We started out at 5:00AM with headlamps on and got across the creek with a minor navigational detour and some bushwhacking. (The creek crossing is straightforward if you take the correct heading toward the sign that marks the trail after the first cross.)
Hiking through mist and light rain, we covered the forested portion and the boulder field up to the waterfall where we took a longer break to refill water and have a group discussion. One climber wasn't feeling well and another climber wasn't feeling the weather, and they opted to descend to the cars rather than continue the climb. (They had an InReach for communication, and we exchanged InReach handles and tested InReach-to-InReach communication before they set out.)
The remaining group of seven hiked up through the meadows and descended down onto the Roush Basin at about 9:30AM. We roped up at 11AM and snaked through crevasses on hard ice, tending climber's right.
Rather than going climber's left around the enormous moulin that is opposite the Eggplant, we went around climber's right, crossing hard blue ice intermixed with patches of soft, pasty snow.
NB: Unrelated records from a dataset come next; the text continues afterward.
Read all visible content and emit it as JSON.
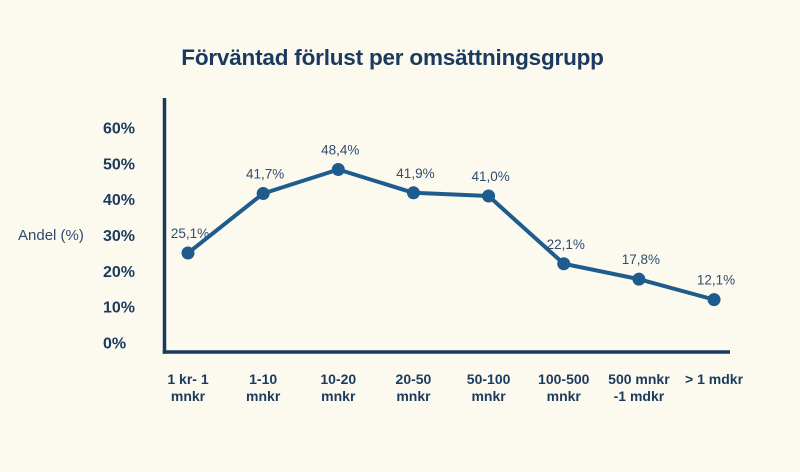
{
  "page": {
    "background": "#fcf9ef"
  },
  "chart_data": {
    "type": "line",
    "title": "Förväntad förlust per omsättningsgrupp",
    "xlabel": "",
    "ylabel": "Andel (%)",
    "categories": [
      [
        "1 kr- 1",
        "mnkr"
      ],
      [
        "1-10",
        "mnkr"
      ],
      [
        "10-20",
        "mnkr"
      ],
      [
        "20-50",
        "mnkr"
      ],
      [
        "50-100",
        "mnkr"
      ],
      [
        "100-500",
        "mnkr"
      ],
      [
        "500 mnkr",
        "-1 mdkr"
      ],
      [
        "> 1 mdkr"
      ]
    ],
    "values": [
      25.1,
      41.7,
      48.4,
      41.9,
      41.0,
      22.1,
      17.8,
      12.1
    ],
    "point_labels": [
      "25,1%",
      "41,7%",
      "48,4%",
      "41,9%",
      "41,0%",
      "22,1%",
      "17,8%",
      "12,1%"
    ],
    "y_ticks": [
      "60%",
      "50%",
      "40%",
      "30%",
      "20%",
      "10%",
      "0%"
    ],
    "y_tick_values": [
      60,
      50,
      40,
      30,
      20,
      10,
      0
    ],
    "ylim": [
      0,
      60
    ],
    "grid": false,
    "legend": "none",
    "colors": {
      "line": "#1f5c8e",
      "point": "#1f5c8e",
      "axis": "#1a3a5e",
      "title_text": "#1b3a60",
      "tick_text": "#1a3a5e",
      "data_label_text": "#2f4d70"
    }
  }
}
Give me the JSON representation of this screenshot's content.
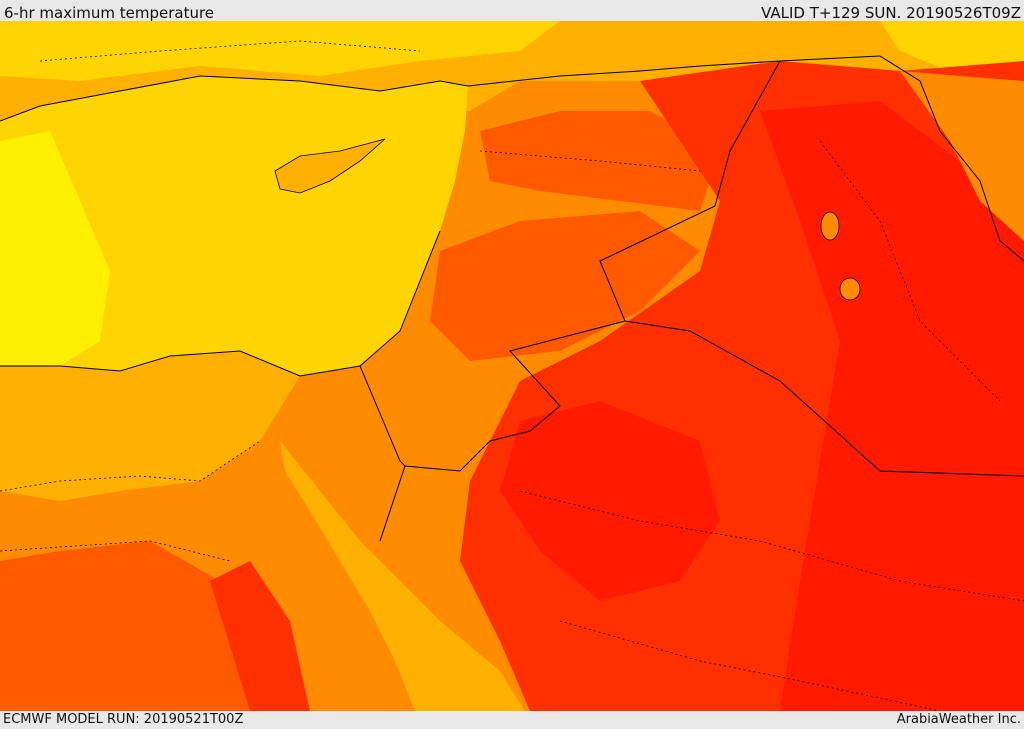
{
  "header": {
    "title": "6-hr maximum temperature",
    "valid": "VALID T+129 SUN. 20190526T09Z"
  },
  "footer": {
    "model_run": "ECMWF MODEL RUN: 20190521T00Z",
    "credit": "ArabiaWeather Inc."
  },
  "palette": {
    "sea_cool": "#ffd400",
    "sea_warm": "#ffef00",
    "warm": "#ffb000",
    "hot": "#ff8c00",
    "hotter": "#ff5a00",
    "hottest": "#ff3000",
    "extreme": "#ff1a00",
    "border": "#000000"
  }
}
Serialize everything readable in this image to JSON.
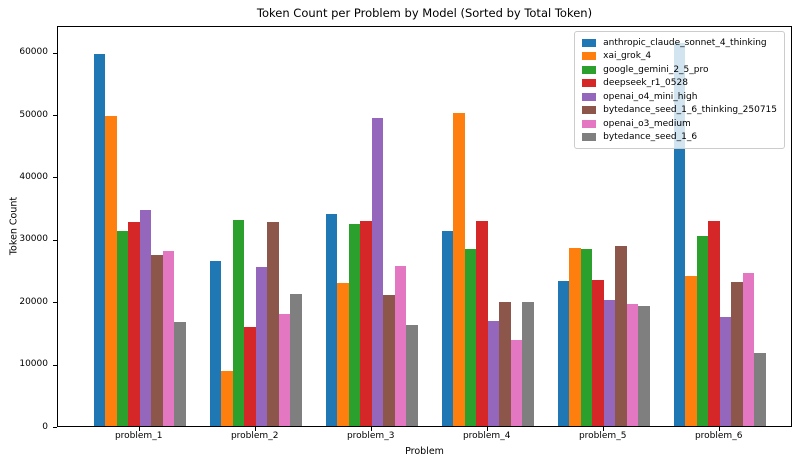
{
  "chart_data": {
    "type": "bar",
    "title": "Token Count per Problem by Model (Sorted by Total Token)",
    "xlabel": "Problem",
    "ylabel": "Token Count",
    "categories": [
      "problem_1",
      "problem_2",
      "problem_3",
      "problem_4",
      "problem_5",
      "problem_6"
    ],
    "series": [
      {
        "name": "anthropic_claude_sonnet_4_thinking",
        "color": "#1f77b4",
        "values": [
          59600,
          26400,
          34000,
          31300,
          23200,
          61400
        ]
      },
      {
        "name": "xai_grok_4",
        "color": "#ff7f0e",
        "values": [
          49700,
          8800,
          22900,
          50100,
          28500,
          24100
        ]
      },
      {
        "name": "google_gemini_2_5_pro",
        "color": "#2ca02c",
        "values": [
          31200,
          33100,
          32400,
          28300,
          28300,
          30500
        ]
      },
      {
        "name": "deepseek_r1_0528",
        "color": "#d62728",
        "values": [
          32700,
          15900,
          32800,
          32900,
          23400,
          32900
        ]
      },
      {
        "name": "openai_o4_mini_high",
        "color": "#9467bd",
        "values": [
          34700,
          25500,
          49400,
          16800,
          20200,
          17500
        ]
      },
      {
        "name": "bytedance_seed_1_6_thinking_250715",
        "color": "#8c564b",
        "values": [
          27400,
          32700,
          21000,
          19800,
          28900,
          23100
        ]
      },
      {
        "name": "openai_o3_medium",
        "color": "#e377c2",
        "values": [
          28000,
          18000,
          25600,
          13800,
          19600,
          24500
        ]
      },
      {
        "name": "bytedance_seed_1_6",
        "color": "#7f7f7f",
        "values": [
          16700,
          21100,
          16200,
          19900,
          19200,
          11700
        ]
      }
    ],
    "yticks": [
      0,
      10000,
      20000,
      30000,
      40000,
      50000,
      60000
    ],
    "ylim": [
      0,
      64300
    ],
    "grid": false,
    "legend_position": "upper right",
    "background_color": "#ffffff",
    "spine_color": "#000000"
  }
}
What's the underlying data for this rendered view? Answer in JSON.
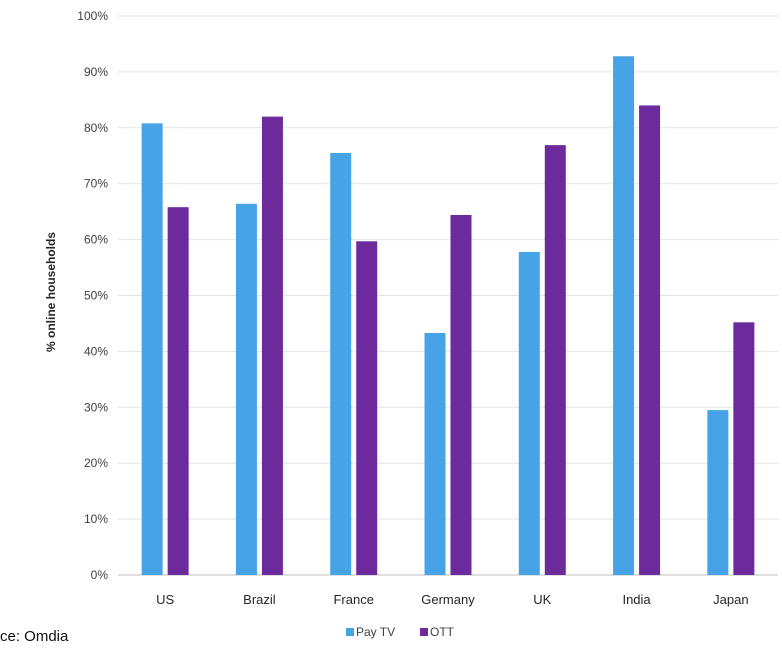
{
  "chart_data": {
    "type": "bar",
    "categories": [
      "US",
      "Brazil",
      "France",
      "Germany",
      "UK",
      "India",
      "Japan"
    ],
    "series": [
      {
        "name": "Pay TV",
        "color": "#46a3e6",
        "values": [
          80.8,
          66.4,
          75.5,
          43.3,
          57.8,
          92.8,
          29.5
        ]
      },
      {
        "name": "OTT",
        "color": "#6c2a9c",
        "values": [
          65.8,
          82.0,
          59.7,
          64.4,
          76.9,
          84.0,
          45.2
        ]
      }
    ],
    "ylabel": "% online households",
    "ylim": [
      0,
      100
    ],
    "yticks": [
      "0%",
      "10%",
      "20%",
      "30%",
      "40%",
      "50%",
      "60%",
      "70%",
      "80%",
      "90%",
      "100%"
    ],
    "grid": true,
    "legend_position": "bottom-center"
  },
  "footer": {
    "source_text": "ce: Omdia"
  }
}
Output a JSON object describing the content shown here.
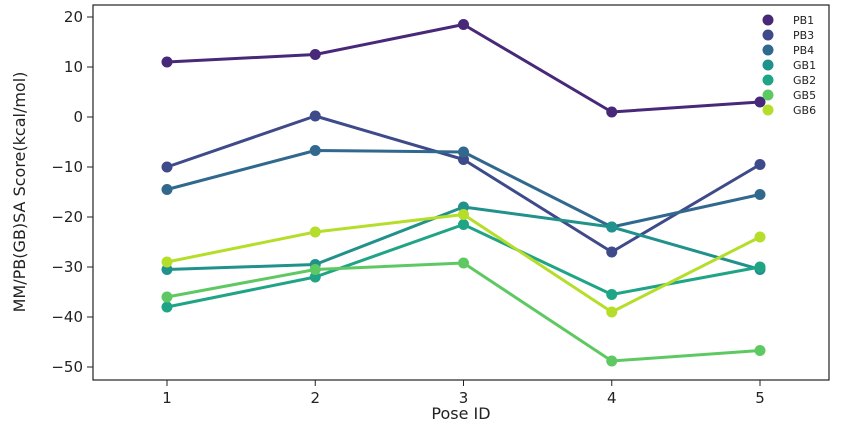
{
  "chart_data": {
    "type": "line",
    "xlabel": "Pose ID",
    "ylabel": "MM/PB(GB)SA Score(kcal/mol)",
    "x": [
      1,
      2,
      3,
      4,
      5
    ],
    "xticks": [
      "1",
      "2",
      "3",
      "4",
      "5"
    ],
    "ylim": [
      -53,
      22
    ],
    "yticks": [
      20,
      10,
      0,
      -10,
      -20,
      -30,
      -40,
      -50
    ],
    "ytick_labels": [
      "20",
      "10",
      "0",
      "−10",
      "−20",
      "−30",
      "−40",
      "−50"
    ],
    "grid": false,
    "legend_position": "top-right",
    "series": [
      {
        "name": "PB1",
        "color": "#482878",
        "values": [
          11.0,
          12.5,
          18.5,
          1.0,
          3.0
        ]
      },
      {
        "name": "PB3",
        "color": "#3e4a89",
        "values": [
          -10.0,
          0.2,
          -8.5,
          -27.0,
          -9.5
        ]
      },
      {
        "name": "PB4",
        "color": "#31688e",
        "values": [
          -14.5,
          -6.7,
          -7.0,
          -22.0,
          -15.5
        ]
      },
      {
        "name": "GB1",
        "color": "#21918c",
        "values": [
          -30.5,
          -29.5,
          -18.0,
          -22.0,
          -30.5
        ]
      },
      {
        "name": "GB2",
        "color": "#20a486",
        "values": [
          -38.0,
          -32.0,
          -21.5,
          -35.5,
          -30.0
        ]
      },
      {
        "name": "GB5",
        "color": "#5ec962",
        "values": [
          -36.0,
          -30.5,
          -29.2,
          -48.8,
          -46.7
        ]
      },
      {
        "name": "GB6",
        "color": "#b5de2b",
        "values": [
          -29.0,
          -23.0,
          -19.5,
          -39.0,
          -24.0
        ]
      }
    ]
  }
}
The moulin itself was striking, with small waterfalls pouring out of breaks along the face.
Visibility was limited crossing the "football field", but we took advantage of breaks in the clouds to adjust our path around crevasses and navigated up to high camp where we were treated to stunning view of dynamic clouds over Forbidden.
Past high camp, we hugged climber's left on hard, dirty snow that was good for crampons but too hard to kick steps into. There were significant moats open along the rocks as well as crevasses running parallel to the ridge, but we were able to navigate around the obstacles, getting onto the rock once on the way to the knife edge.
We reached the knife edge close to our turn-around time of 2PM with weather oscillating between strong winds and clear, strong winds and low visibility, and strong winds with sideways hail, and after some deliberation with the group, I made the call to turn us around. With better weather or with a slightly earlier start, we would have had time to protect — likely with screws —and cross the knife edge. (We brought six long ice screws in addition to pickets.)
We made good time on the way down in spite of stopping to enjoy abundant blueberries. We got off the glacier at 3:30PM, off the boulder field at 6:15PM, back to the cars at 7:30PM, and to Mondo's just before closing time.